Revision as of 18:53, 29 May 2009

If you'd like to give a talk, announce it here; tell us your name, the title of the talk, a short description. Please also let us know if you won't be attending Saturday afternoon and want to present at some other time.

Haskell in Web Browser

  • Overview of an EDSL for Javascript generation (JSMW), and related techniques.
  • Using WebIDL to build reusable components; conversions between Haskell and Web IDL
  • Overview of Core-based work done earlier (Yhc, Hugs)
  • Future work: integrate Core and JSMW

Alternatively (or additionally)

As HSFFIG was recently "revived", if there is a project to work on during Hac φ with bindings to a C library (but not C++), and the developers would like to give HSFFIG (or ffipkg) a try, I may give a talk on that and will be happy to help.

  • Dimitry Golubovsky


"Haskell in Industry" report: Polar Mobile

Polar Mobile makes applications for content publishing (news, magazines, etc) to smartphones.
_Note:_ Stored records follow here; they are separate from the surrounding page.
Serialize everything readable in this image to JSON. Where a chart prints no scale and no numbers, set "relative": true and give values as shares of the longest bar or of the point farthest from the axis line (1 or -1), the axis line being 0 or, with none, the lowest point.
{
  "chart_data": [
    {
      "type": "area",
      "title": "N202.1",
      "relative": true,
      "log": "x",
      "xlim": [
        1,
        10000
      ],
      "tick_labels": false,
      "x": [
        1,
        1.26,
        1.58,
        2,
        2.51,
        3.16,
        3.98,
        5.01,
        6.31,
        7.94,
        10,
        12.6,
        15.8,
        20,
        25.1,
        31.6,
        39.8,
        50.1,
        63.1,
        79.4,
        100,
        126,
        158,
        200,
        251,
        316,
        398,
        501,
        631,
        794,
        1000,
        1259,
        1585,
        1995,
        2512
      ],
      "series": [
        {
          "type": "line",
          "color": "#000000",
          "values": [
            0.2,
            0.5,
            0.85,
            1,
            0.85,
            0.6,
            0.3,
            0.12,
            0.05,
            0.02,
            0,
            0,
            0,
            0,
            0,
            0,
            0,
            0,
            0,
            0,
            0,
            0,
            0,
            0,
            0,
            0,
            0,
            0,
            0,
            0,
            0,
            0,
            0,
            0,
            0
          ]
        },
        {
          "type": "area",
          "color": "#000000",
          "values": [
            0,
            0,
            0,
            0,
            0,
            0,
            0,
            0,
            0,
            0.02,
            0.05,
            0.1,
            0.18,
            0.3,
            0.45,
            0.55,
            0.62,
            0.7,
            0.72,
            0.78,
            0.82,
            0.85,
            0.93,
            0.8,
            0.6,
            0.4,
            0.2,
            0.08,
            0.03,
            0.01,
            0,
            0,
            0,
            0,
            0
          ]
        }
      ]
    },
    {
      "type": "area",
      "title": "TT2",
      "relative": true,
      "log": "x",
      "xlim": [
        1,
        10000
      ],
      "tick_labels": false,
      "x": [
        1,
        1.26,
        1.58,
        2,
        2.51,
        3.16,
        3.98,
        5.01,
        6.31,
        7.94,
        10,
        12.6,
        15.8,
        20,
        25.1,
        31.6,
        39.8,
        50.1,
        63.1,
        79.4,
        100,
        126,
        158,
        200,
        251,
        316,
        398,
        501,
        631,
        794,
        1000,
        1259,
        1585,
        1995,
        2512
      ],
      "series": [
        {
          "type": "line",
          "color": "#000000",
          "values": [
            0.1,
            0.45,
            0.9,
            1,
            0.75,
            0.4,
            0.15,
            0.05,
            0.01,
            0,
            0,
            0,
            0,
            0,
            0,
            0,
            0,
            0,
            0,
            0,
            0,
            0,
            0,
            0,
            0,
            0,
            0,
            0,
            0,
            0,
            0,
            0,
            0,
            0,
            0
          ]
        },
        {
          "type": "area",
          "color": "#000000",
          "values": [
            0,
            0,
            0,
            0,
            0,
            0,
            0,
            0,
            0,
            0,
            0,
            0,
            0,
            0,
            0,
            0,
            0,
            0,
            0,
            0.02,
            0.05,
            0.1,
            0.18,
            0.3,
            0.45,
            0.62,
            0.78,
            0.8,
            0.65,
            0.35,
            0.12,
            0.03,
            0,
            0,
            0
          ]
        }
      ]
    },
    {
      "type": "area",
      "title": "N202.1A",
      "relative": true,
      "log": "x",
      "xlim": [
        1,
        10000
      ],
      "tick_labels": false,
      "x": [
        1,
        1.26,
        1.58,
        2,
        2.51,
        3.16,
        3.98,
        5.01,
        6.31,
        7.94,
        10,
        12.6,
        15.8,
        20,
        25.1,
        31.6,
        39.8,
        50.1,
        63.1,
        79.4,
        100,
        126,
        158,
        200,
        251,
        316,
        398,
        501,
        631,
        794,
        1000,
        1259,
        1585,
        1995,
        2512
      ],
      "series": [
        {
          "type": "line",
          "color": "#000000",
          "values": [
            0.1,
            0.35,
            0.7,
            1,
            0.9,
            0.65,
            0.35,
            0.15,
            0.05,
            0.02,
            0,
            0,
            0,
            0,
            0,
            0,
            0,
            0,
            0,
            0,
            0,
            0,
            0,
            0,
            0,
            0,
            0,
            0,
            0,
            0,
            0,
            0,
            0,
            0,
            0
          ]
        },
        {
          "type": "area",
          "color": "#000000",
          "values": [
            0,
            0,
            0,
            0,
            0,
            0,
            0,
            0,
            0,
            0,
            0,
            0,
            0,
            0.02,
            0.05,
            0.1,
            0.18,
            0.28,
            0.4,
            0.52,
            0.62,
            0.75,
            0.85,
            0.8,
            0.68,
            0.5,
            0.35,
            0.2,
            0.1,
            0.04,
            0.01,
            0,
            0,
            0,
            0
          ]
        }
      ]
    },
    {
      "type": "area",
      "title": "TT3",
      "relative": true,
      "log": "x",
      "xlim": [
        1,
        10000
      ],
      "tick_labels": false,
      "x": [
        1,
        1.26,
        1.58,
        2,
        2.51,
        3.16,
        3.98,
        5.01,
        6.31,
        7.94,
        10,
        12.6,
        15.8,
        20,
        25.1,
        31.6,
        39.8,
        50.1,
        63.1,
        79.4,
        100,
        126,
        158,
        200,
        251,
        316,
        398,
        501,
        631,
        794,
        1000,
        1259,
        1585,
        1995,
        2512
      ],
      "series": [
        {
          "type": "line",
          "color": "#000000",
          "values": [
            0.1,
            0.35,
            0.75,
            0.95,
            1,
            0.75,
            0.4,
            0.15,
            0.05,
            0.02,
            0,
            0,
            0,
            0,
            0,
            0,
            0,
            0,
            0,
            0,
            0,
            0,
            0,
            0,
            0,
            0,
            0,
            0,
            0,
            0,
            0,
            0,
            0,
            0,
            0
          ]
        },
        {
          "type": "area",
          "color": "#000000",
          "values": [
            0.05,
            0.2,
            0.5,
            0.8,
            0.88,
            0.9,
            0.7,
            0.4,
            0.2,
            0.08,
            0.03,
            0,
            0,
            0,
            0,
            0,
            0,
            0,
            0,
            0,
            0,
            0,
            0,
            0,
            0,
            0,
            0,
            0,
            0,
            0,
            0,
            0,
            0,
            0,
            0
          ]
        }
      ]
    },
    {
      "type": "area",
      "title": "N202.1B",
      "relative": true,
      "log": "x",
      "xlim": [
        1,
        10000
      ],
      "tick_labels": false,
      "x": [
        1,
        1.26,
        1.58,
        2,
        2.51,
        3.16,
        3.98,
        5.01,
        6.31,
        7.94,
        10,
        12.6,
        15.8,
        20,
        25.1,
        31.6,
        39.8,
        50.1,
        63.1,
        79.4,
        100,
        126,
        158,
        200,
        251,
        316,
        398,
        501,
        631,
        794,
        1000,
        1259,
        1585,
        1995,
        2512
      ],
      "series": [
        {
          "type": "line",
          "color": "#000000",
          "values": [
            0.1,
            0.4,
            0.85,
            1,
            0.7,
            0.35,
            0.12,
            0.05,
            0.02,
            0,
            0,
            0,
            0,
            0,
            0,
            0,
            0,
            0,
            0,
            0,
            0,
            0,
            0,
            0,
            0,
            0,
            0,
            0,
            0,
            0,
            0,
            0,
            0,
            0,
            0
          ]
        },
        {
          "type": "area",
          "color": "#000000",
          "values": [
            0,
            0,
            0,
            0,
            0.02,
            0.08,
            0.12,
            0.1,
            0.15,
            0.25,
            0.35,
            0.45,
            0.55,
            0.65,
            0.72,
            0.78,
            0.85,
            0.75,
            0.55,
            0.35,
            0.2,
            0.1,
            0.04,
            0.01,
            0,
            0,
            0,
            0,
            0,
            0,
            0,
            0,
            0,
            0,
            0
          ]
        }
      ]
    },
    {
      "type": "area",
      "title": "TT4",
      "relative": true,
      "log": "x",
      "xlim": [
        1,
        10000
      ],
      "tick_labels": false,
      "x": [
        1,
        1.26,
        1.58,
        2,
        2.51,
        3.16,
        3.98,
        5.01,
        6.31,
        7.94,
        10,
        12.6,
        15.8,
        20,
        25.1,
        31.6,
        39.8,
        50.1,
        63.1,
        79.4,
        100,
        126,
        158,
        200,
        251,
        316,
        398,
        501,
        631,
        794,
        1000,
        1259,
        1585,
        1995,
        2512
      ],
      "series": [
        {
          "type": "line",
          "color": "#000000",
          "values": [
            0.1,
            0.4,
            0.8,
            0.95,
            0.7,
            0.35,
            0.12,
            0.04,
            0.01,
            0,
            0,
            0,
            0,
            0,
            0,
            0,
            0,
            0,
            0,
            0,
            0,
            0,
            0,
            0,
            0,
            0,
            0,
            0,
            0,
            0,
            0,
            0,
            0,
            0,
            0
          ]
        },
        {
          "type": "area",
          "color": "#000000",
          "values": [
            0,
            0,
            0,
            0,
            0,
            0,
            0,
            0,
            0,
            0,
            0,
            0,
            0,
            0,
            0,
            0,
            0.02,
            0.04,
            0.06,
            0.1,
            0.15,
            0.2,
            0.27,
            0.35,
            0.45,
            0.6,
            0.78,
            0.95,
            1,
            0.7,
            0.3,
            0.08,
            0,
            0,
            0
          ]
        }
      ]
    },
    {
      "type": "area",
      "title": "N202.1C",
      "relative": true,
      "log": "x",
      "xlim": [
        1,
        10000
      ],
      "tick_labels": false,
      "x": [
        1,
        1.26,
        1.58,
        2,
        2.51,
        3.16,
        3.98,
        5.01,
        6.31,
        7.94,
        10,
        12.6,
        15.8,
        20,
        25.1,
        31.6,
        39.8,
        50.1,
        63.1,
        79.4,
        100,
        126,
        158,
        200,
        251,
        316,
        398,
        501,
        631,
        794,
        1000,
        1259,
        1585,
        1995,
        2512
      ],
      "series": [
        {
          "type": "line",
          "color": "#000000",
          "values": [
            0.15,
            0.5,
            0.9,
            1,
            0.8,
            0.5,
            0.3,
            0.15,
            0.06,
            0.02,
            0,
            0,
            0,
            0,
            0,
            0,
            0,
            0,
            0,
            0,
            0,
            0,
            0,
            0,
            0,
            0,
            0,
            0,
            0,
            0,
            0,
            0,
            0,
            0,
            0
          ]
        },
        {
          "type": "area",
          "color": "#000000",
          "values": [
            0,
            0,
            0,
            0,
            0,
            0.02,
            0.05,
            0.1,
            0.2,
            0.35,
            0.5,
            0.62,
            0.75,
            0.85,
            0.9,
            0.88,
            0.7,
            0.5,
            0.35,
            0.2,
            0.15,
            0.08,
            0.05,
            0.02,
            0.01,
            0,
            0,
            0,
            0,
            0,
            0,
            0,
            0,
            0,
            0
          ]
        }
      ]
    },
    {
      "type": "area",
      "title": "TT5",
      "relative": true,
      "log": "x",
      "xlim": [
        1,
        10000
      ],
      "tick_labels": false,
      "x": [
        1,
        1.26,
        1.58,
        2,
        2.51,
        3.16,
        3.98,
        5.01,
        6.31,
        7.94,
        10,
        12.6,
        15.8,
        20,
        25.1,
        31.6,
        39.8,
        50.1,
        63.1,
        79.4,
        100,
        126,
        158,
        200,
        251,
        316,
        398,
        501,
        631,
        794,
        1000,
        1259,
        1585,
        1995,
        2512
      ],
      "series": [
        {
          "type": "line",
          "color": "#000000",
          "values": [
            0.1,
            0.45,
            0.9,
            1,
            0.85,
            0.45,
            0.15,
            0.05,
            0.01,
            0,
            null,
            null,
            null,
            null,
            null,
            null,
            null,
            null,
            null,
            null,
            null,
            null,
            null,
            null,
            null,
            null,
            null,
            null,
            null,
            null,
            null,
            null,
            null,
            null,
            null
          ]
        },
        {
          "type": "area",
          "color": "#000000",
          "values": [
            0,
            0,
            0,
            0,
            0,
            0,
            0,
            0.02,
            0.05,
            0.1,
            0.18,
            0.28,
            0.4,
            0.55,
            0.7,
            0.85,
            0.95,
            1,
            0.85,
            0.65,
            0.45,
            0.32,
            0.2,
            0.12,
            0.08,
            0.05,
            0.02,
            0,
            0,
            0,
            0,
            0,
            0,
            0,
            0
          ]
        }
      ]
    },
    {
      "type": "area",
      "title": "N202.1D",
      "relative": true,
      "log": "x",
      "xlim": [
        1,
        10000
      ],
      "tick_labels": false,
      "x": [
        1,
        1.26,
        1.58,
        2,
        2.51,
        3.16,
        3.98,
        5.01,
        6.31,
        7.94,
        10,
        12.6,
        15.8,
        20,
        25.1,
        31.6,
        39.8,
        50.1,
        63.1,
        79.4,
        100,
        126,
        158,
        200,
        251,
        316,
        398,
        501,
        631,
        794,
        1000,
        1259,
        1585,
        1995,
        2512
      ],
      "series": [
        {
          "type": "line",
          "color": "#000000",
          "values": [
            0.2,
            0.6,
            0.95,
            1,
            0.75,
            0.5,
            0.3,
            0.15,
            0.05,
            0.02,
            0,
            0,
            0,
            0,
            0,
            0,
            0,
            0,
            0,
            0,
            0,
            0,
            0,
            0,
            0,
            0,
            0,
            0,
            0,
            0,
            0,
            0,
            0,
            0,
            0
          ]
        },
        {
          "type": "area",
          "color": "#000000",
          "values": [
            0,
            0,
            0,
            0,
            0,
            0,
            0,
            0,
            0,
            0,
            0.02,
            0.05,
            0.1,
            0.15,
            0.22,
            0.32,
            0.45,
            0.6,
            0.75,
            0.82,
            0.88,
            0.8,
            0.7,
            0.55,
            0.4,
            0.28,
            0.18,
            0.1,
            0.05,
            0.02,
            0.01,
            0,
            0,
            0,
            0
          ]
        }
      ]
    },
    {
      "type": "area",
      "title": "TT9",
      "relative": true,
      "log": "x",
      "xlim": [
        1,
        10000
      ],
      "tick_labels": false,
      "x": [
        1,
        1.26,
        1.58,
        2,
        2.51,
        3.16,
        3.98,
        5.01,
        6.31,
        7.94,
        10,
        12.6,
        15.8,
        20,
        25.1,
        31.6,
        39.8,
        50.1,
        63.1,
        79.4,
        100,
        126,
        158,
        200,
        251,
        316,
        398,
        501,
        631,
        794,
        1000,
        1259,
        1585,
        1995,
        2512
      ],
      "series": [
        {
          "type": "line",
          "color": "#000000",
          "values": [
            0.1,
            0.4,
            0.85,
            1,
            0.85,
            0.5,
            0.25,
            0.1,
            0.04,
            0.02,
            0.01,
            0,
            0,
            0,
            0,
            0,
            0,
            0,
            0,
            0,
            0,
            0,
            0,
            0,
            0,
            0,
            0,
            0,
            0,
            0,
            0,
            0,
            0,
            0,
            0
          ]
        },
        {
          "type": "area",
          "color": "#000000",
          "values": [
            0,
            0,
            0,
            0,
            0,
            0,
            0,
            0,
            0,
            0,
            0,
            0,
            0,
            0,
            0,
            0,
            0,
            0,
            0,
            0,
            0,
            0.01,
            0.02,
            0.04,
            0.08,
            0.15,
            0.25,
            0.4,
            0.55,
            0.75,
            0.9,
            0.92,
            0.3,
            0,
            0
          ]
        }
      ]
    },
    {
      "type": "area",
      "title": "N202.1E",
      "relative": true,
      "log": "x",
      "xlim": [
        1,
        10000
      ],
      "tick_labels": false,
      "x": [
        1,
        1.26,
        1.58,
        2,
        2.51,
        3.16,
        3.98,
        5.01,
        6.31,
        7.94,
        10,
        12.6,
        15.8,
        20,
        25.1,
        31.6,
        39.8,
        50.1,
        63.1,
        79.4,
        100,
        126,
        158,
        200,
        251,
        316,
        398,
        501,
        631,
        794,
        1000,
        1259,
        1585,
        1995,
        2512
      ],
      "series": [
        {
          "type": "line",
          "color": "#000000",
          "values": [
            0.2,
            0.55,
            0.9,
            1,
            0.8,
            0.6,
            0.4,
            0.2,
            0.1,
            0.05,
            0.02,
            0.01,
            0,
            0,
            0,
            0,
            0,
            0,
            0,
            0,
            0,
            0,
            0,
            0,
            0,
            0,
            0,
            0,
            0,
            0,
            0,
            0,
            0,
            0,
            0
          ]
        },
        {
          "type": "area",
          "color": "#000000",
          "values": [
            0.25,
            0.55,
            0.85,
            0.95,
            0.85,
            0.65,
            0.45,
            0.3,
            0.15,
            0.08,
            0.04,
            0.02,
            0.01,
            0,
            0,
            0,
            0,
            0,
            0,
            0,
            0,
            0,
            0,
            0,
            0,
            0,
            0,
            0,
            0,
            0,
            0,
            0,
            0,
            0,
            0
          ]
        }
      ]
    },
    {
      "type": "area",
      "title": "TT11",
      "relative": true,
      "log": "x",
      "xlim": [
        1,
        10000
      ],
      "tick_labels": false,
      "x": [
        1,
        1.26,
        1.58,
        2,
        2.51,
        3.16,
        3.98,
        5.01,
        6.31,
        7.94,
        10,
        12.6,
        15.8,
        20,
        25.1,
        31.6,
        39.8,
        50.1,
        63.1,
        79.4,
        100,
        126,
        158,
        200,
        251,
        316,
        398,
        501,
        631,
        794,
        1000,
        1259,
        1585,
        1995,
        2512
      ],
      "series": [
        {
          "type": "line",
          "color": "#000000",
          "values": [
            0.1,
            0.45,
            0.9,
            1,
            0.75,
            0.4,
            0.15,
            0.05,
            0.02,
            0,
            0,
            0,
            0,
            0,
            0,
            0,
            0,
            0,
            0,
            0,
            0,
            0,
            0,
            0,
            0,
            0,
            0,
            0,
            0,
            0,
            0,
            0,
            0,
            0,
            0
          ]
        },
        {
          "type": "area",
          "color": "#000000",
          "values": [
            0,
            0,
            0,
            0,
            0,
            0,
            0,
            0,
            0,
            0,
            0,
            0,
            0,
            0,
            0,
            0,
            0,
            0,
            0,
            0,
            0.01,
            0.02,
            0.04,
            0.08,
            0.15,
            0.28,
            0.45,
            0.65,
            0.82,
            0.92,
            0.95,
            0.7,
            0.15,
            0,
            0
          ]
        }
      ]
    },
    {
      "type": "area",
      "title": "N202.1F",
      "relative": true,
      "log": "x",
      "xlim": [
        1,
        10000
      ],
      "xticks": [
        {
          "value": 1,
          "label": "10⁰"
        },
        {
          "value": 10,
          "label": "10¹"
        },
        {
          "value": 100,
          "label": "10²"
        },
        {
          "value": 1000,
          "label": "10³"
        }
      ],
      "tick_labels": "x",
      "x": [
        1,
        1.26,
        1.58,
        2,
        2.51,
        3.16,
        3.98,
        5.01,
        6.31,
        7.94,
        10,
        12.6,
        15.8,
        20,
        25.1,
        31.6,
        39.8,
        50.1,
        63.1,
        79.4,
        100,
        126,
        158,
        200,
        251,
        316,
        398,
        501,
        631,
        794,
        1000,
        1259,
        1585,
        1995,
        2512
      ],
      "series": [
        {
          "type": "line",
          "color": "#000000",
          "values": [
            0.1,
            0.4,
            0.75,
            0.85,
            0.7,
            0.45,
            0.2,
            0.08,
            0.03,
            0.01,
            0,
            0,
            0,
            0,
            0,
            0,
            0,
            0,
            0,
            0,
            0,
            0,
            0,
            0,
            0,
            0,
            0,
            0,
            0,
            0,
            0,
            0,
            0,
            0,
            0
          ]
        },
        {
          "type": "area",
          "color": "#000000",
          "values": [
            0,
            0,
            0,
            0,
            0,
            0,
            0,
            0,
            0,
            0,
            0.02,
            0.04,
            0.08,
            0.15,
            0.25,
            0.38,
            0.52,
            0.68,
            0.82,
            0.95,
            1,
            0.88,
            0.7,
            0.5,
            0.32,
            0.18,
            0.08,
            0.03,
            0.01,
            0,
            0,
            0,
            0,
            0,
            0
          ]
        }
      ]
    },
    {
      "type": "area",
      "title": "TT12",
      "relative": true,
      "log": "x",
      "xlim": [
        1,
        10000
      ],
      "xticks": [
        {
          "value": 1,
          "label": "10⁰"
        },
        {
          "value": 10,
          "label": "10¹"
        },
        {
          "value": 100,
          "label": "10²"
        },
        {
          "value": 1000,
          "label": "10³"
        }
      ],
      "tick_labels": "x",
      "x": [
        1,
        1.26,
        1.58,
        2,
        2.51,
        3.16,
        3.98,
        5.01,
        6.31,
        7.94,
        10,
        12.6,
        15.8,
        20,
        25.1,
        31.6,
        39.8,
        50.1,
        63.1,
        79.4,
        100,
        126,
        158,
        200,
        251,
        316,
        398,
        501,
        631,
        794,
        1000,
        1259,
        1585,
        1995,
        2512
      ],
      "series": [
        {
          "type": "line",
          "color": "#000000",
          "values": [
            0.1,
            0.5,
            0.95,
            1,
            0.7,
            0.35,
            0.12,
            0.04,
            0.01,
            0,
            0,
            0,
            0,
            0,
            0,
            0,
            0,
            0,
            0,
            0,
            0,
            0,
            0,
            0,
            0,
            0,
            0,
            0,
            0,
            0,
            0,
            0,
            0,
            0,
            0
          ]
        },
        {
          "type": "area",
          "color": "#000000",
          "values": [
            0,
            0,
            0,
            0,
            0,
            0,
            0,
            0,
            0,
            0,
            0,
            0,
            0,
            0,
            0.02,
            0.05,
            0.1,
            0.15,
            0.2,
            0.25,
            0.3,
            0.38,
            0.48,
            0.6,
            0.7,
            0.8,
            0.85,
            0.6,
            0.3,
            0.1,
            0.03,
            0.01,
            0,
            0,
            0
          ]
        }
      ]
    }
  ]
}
Polar uses Haskell on its backend to collect and process online analytics data, e.g. "how many times did we serve ad X on publication Y, broken down by device?"

Our new Haskell server replaced a Python/MySQL-based system which was choking under a relatively modest user load and couldn't scale further; the new system should be able to handle more than 2 million active users on a single machine and can scale out by "adding more machines."